About 20 Ma gymnosperms in the form of some conifer and cycad groups started to diversify and produce more species due to the changing conditions. In response to the cooler, seasonal climate, tropical plant species gave way to deciduous ones and grasslands replaced many forests. Grasses therefore greatly diversified, and herbivorous mammals evolved alongside it, creating the many grazing animals of today such as horses, antelope, and bison. Ice age mammals like the mammoths and woolly rhinoceros were common in Pliocene. With lower levels of in the atmosphere, plants expanded and reached ecological dominance in grasslands during the last 10 million years. Also Asteraceae (daisies) went through a significant adaptive radiation. Eucalyptus fossil leaves occur in the Miocene of New Zealand, where the genus is not native today, but have been introduced from Australia.

==Disagreements==
The Neogene traditionally ended at the end of the Pliocene Epoch, just before the older definition of the beginning of the Quaternary Period; many time scales show this division.

However, there was a movement amongst geologists (particularly marine geologists) to also include ongoing geological time (Quaternary) in the Neogene, while others (particularly terrestrial geologists) insist the Quaternary to be a separate period of distinctly different record. The somewhat confusing terminology and disagreement amongst geologists on where to draw what hierarchical boundaries is due to the comparatively fine divisibility of time units as time approaches the present, and due to geological preservation that causes the youngest sedimentary geological record to be preserved over a much larger area and to reflect many more environments than the older geological record. By dividing the Cenozoic Era into three (arguably two) periods (Paleogene, Neogene, Quaternary) instead of seven epochs, the periods are more closely comparable to the duration of periods in the Mesozoic and Paleozoic Eras.

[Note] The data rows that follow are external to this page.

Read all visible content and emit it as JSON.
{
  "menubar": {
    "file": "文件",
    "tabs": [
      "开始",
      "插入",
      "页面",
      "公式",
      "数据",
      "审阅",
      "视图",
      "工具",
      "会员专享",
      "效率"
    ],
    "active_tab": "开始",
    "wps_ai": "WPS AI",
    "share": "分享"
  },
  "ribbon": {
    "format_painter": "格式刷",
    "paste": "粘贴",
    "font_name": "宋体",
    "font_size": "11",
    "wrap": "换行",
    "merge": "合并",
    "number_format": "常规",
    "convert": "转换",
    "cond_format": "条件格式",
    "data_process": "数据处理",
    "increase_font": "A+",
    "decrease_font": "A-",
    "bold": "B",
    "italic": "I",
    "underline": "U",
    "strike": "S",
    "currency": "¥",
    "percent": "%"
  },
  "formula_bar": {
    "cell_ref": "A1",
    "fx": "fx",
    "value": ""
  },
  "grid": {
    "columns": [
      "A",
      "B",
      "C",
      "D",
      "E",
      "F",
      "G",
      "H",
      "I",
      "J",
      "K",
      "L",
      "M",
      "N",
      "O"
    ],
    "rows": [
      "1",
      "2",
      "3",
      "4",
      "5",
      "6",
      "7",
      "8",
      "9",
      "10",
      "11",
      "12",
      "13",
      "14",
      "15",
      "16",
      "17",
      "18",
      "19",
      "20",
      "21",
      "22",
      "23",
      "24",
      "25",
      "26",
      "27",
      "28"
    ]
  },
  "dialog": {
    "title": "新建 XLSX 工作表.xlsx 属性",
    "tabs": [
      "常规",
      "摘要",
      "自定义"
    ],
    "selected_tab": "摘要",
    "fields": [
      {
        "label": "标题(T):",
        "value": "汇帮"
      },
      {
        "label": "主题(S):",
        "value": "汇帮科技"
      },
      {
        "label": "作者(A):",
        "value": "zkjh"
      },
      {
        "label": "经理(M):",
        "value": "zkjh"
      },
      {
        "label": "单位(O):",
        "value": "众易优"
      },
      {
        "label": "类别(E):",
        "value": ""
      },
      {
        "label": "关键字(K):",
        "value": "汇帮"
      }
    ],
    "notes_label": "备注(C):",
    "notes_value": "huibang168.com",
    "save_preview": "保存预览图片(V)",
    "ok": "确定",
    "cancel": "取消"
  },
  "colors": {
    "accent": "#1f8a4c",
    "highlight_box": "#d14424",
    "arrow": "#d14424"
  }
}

The International Commission on Stratigraphy (ICS) once proposed that the Quaternary be considered a sub-era (sub-erathem) of the Neogene, with a beginning date of 2.58 Ma, namely the start of the Gelasian Stage. In the 2004 proposal of the ICS, the Neogene would have consisted of the Miocene and Pliocene Epochs. The International Union for Quaternary Research (INQUA) counterproposed that the Neogene and the Pliocene end at 2.58 Ma, that the Gelasian be transferred to the Pleistocene, and the Quaternary be recognized as the third period in the Cenozoic, citing key changes in Earth's climate, oceans, and biota that occurred 2.58 Ma and its correspondence to the Gauss-Matuyama magnetostratigraphic boundary. In 2006 ICS and INQUA reached a compromise that made Quaternary a sub-era, subdividing Cenozoic into the old classical Tertiary and Quaternary, a compromise that was rejected by International Union of Geological Sciences because it split both Neogene and Pliocene in two.

Following formal discussions at the 2008 International Geological Congress in Oslo, Norway, the ICS decided in May 2009 to make the Quaternary the youngest period of the Cenozoic Era with its base at 2.58 Ma and including the Gelasian Age, which was formerly considered part of the Neogene Period and Pliocene Epoch. Thus the Neogene Period ends bounding the succeeding Quaternary Period at 2.58 Ma.